WHEELIE bins are set to come to Malvern after councillors reluctantly backed fortnightly collections.

Malvern Hills district councillors backed the introduction of the controversial bins for recycling at a meeting on Tuesday after saying their hands were tied because they needed to apply for Government funding by Friday.

Previous attempts to introduce the bins have been highly unpopular, with opponents saying they are visually inappropriate, unsuitable for many homes and not wanted by much of the public.

Council leader Coun David Hughes told members the council was obliged to introduce glass collection by 2015 and therefore needed to introduce wheelie bins.

This, combined with reductions in council grants from central government, jeopardises the current two-bag weekly collection.

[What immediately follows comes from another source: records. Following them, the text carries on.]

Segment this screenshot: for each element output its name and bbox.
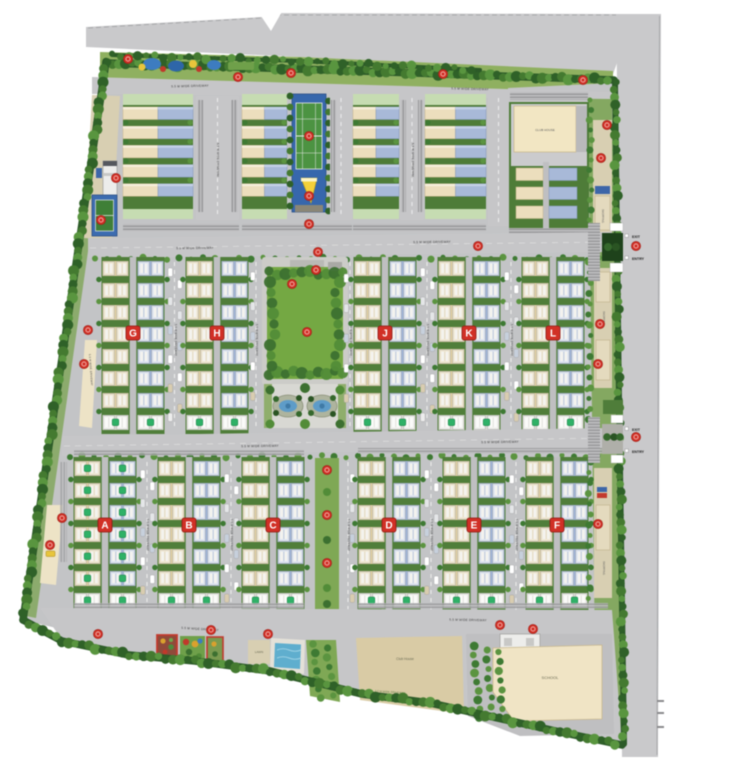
svg-text:5.5 M WIDE DRIVEWAY: 5.5 M WIDE DRIVEWAY [349, 324, 353, 356]
svg-text:EXIT: EXIT [632, 428, 641, 432]
svg-text:J: J [382, 328, 388, 339]
svg-text:G: G [129, 328, 137, 339]
svg-text:5.5 M WIDE DRIVEWAY: 5.5 M WIDE DRIVEWAY [426, 324, 430, 356]
svg-text:5.5 M WIDE DRIVEWAY: 5.5 M WIDE DRIVEWAY [481, 440, 519, 445]
svg-text:5.5 M WIDE DRIVEWAY: 5.5 M WIDE DRIVEWAY [255, 324, 259, 356]
svg-text:L: L [550, 328, 556, 339]
svg-text:CLUB HOUSE: CLUB HOUSE [535, 128, 555, 132]
svg-text:SHOPPING: SHOPPING [602, 561, 606, 575]
svg-text:5.5 M WIDE DRIVEWAY: 5.5 M WIDE DRIVEWAY [230, 519, 234, 551]
svg-text:5.5 M WIDE DRIVEWAY: 5.5 M WIDE DRIVEWAY [216, 143, 220, 177]
svg-text:5.5 M WIDE DRIVEWAY: 5.5 M WIDE DRIVEWAY [449, 618, 487, 623]
svg-text:5.5 M WIDE DRIVEWAY: 5.5 M WIDE DRIVEWAY [174, 324, 178, 356]
svg-text:5.5 M WIDE DRIVEWAY: 5.5 M WIDE DRIVEWAY [510, 324, 514, 356]
svg-text:5.5 M WIDE DRIVEWAY: 5.5 M WIDE DRIVEWAY [430, 519, 434, 551]
svg-text:ENTRY: ENTRY [632, 257, 645, 261]
svg-text:K: K [465, 328, 473, 339]
svg-text:5.5 M WIDE DRIVEWAY: 5.5 M WIDE DRIVEWAY [515, 519, 519, 551]
svg-text:5.5 M WIDE DRIVEWAY: 5.5 M WIDE DRIVEWAY [146, 519, 150, 551]
svg-text:5.5 M WIDE DRIVEWAY: 5.5 M WIDE DRIVEWAY [241, 444, 279, 449]
svg-text:C: C [269, 520, 276, 531]
svg-text:H: H [213, 328, 220, 339]
svg-text:E: E [471, 520, 478, 531]
svg-text:D: D [385, 520, 392, 531]
svg-text:F: F [554, 520, 560, 531]
svg-text:ENTRY: ENTRY [632, 450, 645, 454]
svg-text:Club House: Club House [396, 657, 414, 661]
svg-text:B: B [185, 520, 192, 531]
svg-text:LAWN: LAWN [255, 650, 264, 654]
svg-text:5.5 M WIDE DRIVEWAY: 5.5 M WIDE DRIVEWAY [411, 143, 415, 177]
svg-text:A: A [101, 520, 108, 531]
svg-text:EXIT: EXIT [632, 235, 641, 239]
svg-text:SHOPPING: SHOPPING [601, 209, 605, 223]
svg-text:SCHOOL: SCHOOL [542, 675, 560, 680]
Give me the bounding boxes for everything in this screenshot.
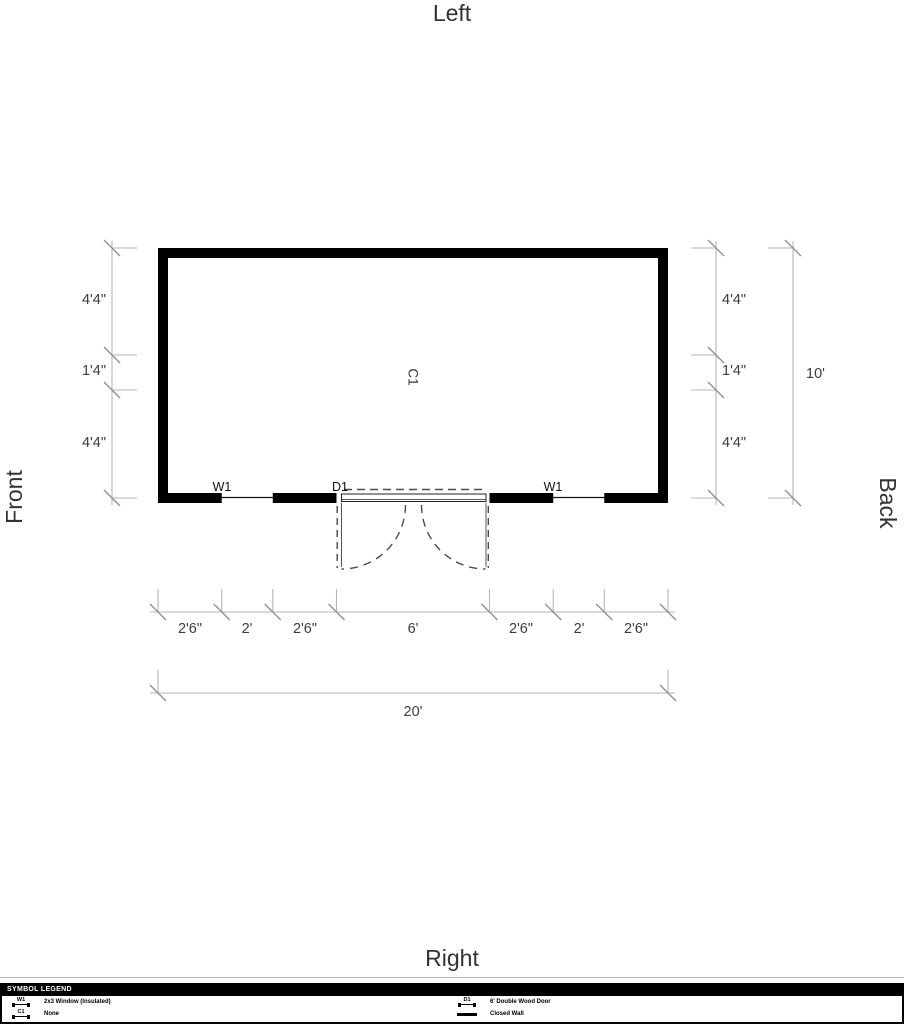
legend-item-label: 2x3 Window (Insulated) [44, 999, 111, 1005]
window-legend-icon: W1 [8, 997, 34, 1007]
dimension-bottom-total [150, 670, 676, 701]
dim-bottom-4: 6' [378, 621, 448, 637]
legend-item-door: D1 6' Double Wood Door [454, 996, 551, 1008]
door-symbol [337, 490, 490, 570]
window-left-label: W1 [204, 480, 240, 494]
area-line-glyph [12, 1015, 30, 1019]
window-right-symbol [553, 493, 604, 504]
legend-body: W1 2x3 Window (Insulated) C1 None D1 6' … [2, 996, 902, 1022]
side-title-back: Back [874, 458, 902, 548]
legend-item-label: None [44, 1011, 59, 1017]
dim-left-2: 1'4" [36, 363, 106, 379]
dimension-left [104, 240, 137, 506]
dim-left-3: 4'4" [36, 435, 106, 451]
legend-item-window: W1 2x3 Window (Insulated) [8, 996, 111, 1008]
area-legend-icon: C1 [8, 1009, 34, 1019]
door-line-glyph [458, 1003, 476, 1007]
window-left-symbol [222, 493, 273, 504]
dim-bottom-3: 2'6" [270, 621, 340, 637]
legend-item-label: Closed Wall [490, 1011, 524, 1017]
dim-right-1: 4'4" [722, 292, 746, 308]
window-right-label: W1 [535, 480, 571, 494]
area-label: C1 [403, 357, 423, 398]
window-line-glyph [12, 1003, 30, 1007]
floor-plan-drawing [0, 0, 904, 1024]
dim-right-total: 10' [806, 366, 825, 382]
side-title-front: Front [0, 452, 28, 542]
dimension-bottom-segments [150, 589, 676, 620]
side-title-right: Right [0, 945, 904, 972]
door-label: D1 [322, 480, 358, 494]
legend-header: SYMBOL LEGEND [0, 983, 72, 996]
dim-bottom-7: 2'6" [601, 621, 671, 637]
dim-bottom-total: 20' [378, 704, 448, 720]
floor-plan-page: Left Right Front Back C1 W1 D1 W1 4'4" 1… [0, 0, 904, 1024]
door-legend-icon: D1 [454, 997, 480, 1007]
dim-left-1: 4'4" [36, 292, 106, 308]
dim-right-3: 4'4" [722, 435, 746, 451]
legend-item-label: 6' Double Wood Door [490, 999, 551, 1005]
legend-item-closed-wall: Closed Wall [454, 1008, 524, 1020]
symbol-legend: SYMBOL LEGEND W1 2x3 Window (Insulated) … [0, 983, 904, 1024]
dimension-right-total [768, 240, 801, 506]
legend-separator-line [0, 977, 904, 978]
closed-wall-legend-icon [454, 1013, 480, 1016]
side-title-left: Left [0, 0, 904, 27]
closed-wall-glyph [457, 1013, 477, 1016]
dim-right-2: 1'4" [722, 363, 746, 379]
legend-item-area: C1 None [8, 1008, 59, 1020]
dimension-right-segments [691, 240, 724, 506]
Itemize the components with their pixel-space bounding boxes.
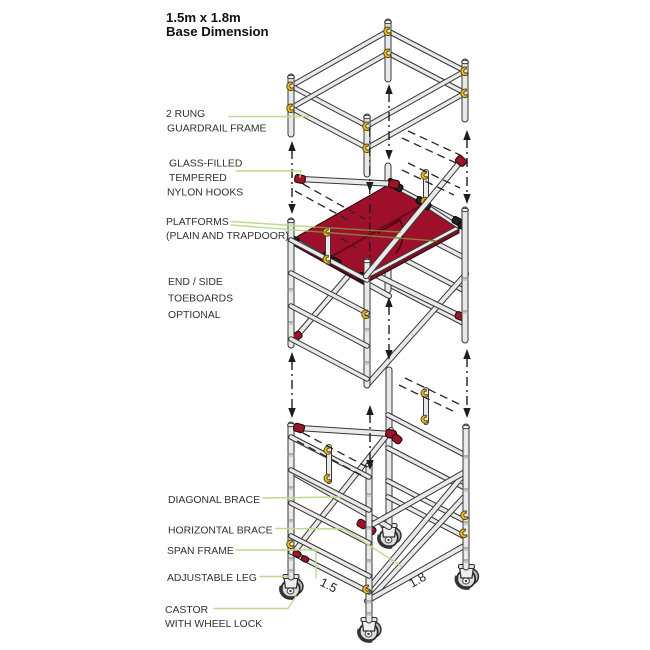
svg-text:(PLAIN AND TRAPDOOR): (PLAIN AND TRAPDOOR) [166, 231, 289, 242]
svg-text:Base Dimension: Base Dimension [166, 24, 269, 39]
svg-text:WITH WHEEL LOCK: WITH WHEEL LOCK [165, 619, 262, 630]
svg-text:HORIZONTAL BRACE: HORIZONTAL BRACE [168, 526, 273, 537]
svg-text:GLASS-FILLED: GLASS-FILLED [169, 159, 242, 170]
svg-text:NYLON HOOKS: NYLON HOOKS [167, 188, 243, 199]
svg-text:TEMPERED: TEMPERED [169, 173, 227, 184]
svg-text:END / SIDE: END / SIDE [168, 277, 223, 288]
svg-text:DIAGONAL BRACE: DIAGONAL BRACE [168, 495, 260, 506]
svg-text:PLATFORMS: PLATFORMS [166, 217, 229, 228]
svg-text:ADJUSTABLE LEG: ADJUSTABLE LEG [167, 573, 257, 584]
svg-text:1.5m x 1.8m: 1.5m x 1.8m [166, 10, 241, 25]
svg-text:TOEBOARDS: TOEBOARDS [168, 294, 233, 305]
svg-text:SPAN FRAME: SPAN FRAME [167, 546, 234, 557]
svg-text:OPTIONAL: OPTIONAL [168, 310, 221, 321]
svg-text:CASTOR: CASTOR [165, 605, 209, 616]
svg-text:2 RUNG: 2 RUNG [166, 109, 205, 120]
svg-text:GUARDRAIL FRAME: GUARDRAIL FRAME [167, 124, 267, 135]
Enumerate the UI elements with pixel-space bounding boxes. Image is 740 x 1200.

After considering alternatives, such as glass collection boxes, council officers recommended the best way to safeguard the weekly black bag collection was to introduce a fortnightly collection of recycled waste using wheelie bins.

He said there was a “very real danger” that if the bid was not made, the council would end up losing its weekly black bag collection because without the funding they would have to cut back to a fortnightly system.

Councillors voted 21-8 with one abstention to approve the scheme, although few seemed enthusiastic.

Coun Graham Myatt said: “We’re between a rock and a hard place, but there is money on offer from the government, and better that it comes here than somewhere else.”

Coun Anthony Warburton warned that far from safeguarding the weekly collection, the proposal would endanger it, saying that in a few years, the council would be pressured for “the abandonment of the black sack system and residual waste would then be collected using the already-installed wheeled bin system on a fortnightly basis”.

Members approved a bid for £1.54 million from the government’s Weekly Collection Support Scheme for the project.

The council is expecting to hear about this in October.